Bab 13 Pertemuan Ketiga
Bab 13 Pertemuan Ketiga
Micha, Anna dan Arumi terlihat amat tak bersemangat karena mereka sudah terlalu lelah. Mendengarkan Andre yang sedari tadi mengoceh tanpa henti membuat ketiganya makin malas. Terlebih Andre terus berteriak sangat arogan. Entahlah, apa maksudnya berteriak seperti itu? Apa agar terlihat menakutkan dan di segani? Haha… Bukankah itu malah semakin membuat dia terlihat memuakkan? Lagipula tak ada satu pembahasan pun yang bermanfaat dan layak untuk di bicarakan.
“Kalian paham dengan apa yang aku bicarakan ini?” tanya Andre sambil mengedarkan tatapan mata tajamnya ke segala penjuru ruangan ini.
“Yaaaa…,” jawab semua anggota dengan nada suara malas.
Anna melirik arloji Rolex yang bertengger di pergelangan tangan kirinya lalu bergerak untuk berbisik pada Micha.
“Cha, lihat sudah pukul berapa sekarang? Ini sudah larut malam. Kapan manusia menyebalkan itu berhenti mengoceh dan mengakhiri pertemuan ini? Apa arloji miliknya sedang rusak?”
Micha menoleh ke arah kiri lalu balas berbisik pada Anna, “Entahlah. Kekasihmu itu memang sangat menyebalkan!”
Anna mendelik lalu memukul gemas punggung tangan Micha, “Tsk! Apa maksudmu dengan menyebut manusia gila itu adalah kekasihku?”
Micha tersenyum lebar ketika Anna kesal seperti ini, “Lho? Aku benar,kan?”
Anna mendengkus, “Huh! Apa yang benar? Sejak kapan seleraku berubah menjadi pria dengan wajah tua seperti dia? Kamu paling tahu jika seleraku adalah pria berondong dengan wajah imut dan juga tampan menawan. Sedangkan dia, pria arogan dan jelek itu jauh dari kata imut dan menawan. Sawan, mungkin iya!” ucap Anna dengan sangat kesal.
Micha hampir terbahak jika saja ia tak langsung membungkam mulutnya sendiri dengan telapak tangan. Hufft… jika itu terjadi, bisa jadi Micha akan langsung di mangsa hidup-hidup oleh Andre. Melihat kedua sahabatnya saling berbisik, Arumi pun merasa sedikit penasaran.
“Apa yang kalian bicarakan?” bisiknya pada Micha dan Anna.
Micha dan Anna lantas menatap Arumi dan kompak menunjuk arloji masing-masing. Mengetahui kode yang diberikan kedua sahabatnya ini, Arumi ikut mengangguk sambil memasang wajah kesal.
“Dia mengoceh terus menerus seperti burung beo! Bagaimana jika kita pulang terlalu larut? Apa dia tidak memikirkan kita, kaum wanita yang notabene rawan menjadi korban kejahatan?” bisik Arumi yang pada akhirnya turut mengomel.

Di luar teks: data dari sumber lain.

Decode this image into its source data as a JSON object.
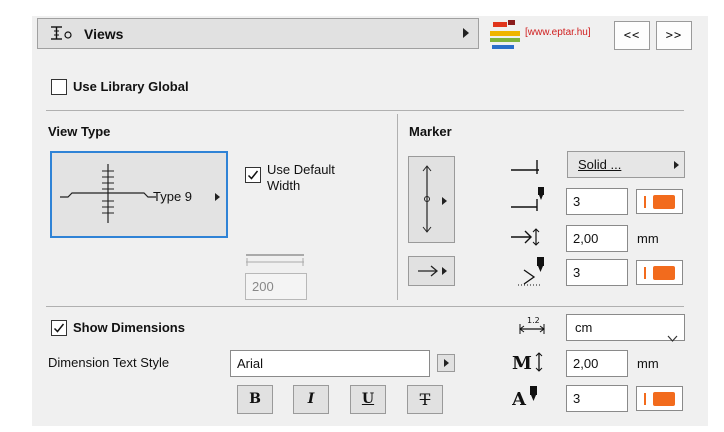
{
  "header": {
    "title": "Views",
    "logo_text": "[www.eptar.hu]",
    "prev_label": "<<",
    "next_label": ">>"
  },
  "use_library_global": {
    "label": "Use Library Global",
    "checked": false
  },
  "view_type": {
    "heading": "View Type",
    "selected": "Type 9",
    "use_default_width_line1": "Use Default",
    "use_default_width_line2": "Width",
    "use_default_width_checked": true,
    "width_value": "200"
  },
  "marker": {
    "heading": "Marker",
    "line_type": "Solid ...",
    "pen_1": "3",
    "size": "2,00",
    "size_unit": "mm",
    "pen_2": "3"
  },
  "dimensions": {
    "show_label": "Show Dimensions",
    "show_checked": true,
    "text_style_label": "Dimension Text Style",
    "font": "Arial",
    "unit": "cm",
    "text_size": "2,00",
    "text_size_unit": "mm",
    "text_pen": "3",
    "bold_label": "B",
    "italic_label": "I",
    "underline_label": "U",
    "strike_label": "T"
  },
  "colors": {
    "accent": "#2f83d6",
    "pen": "#f26b1d"
  }
}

“Cha, coba hentikan manusia sialan itu. Jika tidak ada satu orang yang menegur, dia pasti akan terus mengoceh hingga subuh nanti,” ujar Anna pada Micha.
Micha menatap Anna dan Arumi secara bergantian sambil mengernyit dan menunjuk dirinya sendiri, “Apa? Aku? Hei! Mengapa harus aku?”
Anna mendelik, “Tsk! Di antara kita bertiga hanya kamu yang pemberani, kan? Hanya saja selama ini kamu tidak mau menanggapi kegilaan Andre karena kamu tidak ingin ada keributan.”
Micha menghela napas dan menatap kedua sahabatnya ini dengan tatapan tak terbacanya. Lantas Micha pun bergerak dan mengangkat tangannya, membuat pemuda bernama Andre Dewa Bidara itu menatap Micha dan menghentikan ucapannya.
“Ada apa?” tanya ketua BEM itu dengan nada suara tajam dan galak luar biasa. Belum lagi tatapan pemuda itu sungguh sangat mengerikan.
Micha tak gentar, gadis ini sudah banyak bersabar. Micha ikut membalas tatapan tajam Andre dengan tatapan tajam yang sama.
“Kamu tak lihat ini sudah pukul berapa? Mungkin tak masalah untuk kamu kaum pria. Tapi untuk kami, kaum wanita. Pulang larut malam sama saja dengan mengundang kejahatan. Anggota BEM yang hadir disini bukan hanya kaum pria kan, Ndre? Mengapa yang seperti ini kamu sama sekali tidak bisa bertoleransi,” ucap Micha tanpa gentar sedikitpun meski ketua BEM itu terus menatap tajam ke arahnya.
Setelah Micha berucap seperti ini sempat terjadi sedikit kegaduhan kecil yang terjadi di antara para anggota BEM yang hadir pada rapat kali ini. Mereka saling berbisik membenarkan ucapan Micha, terlebih para angota perempuan.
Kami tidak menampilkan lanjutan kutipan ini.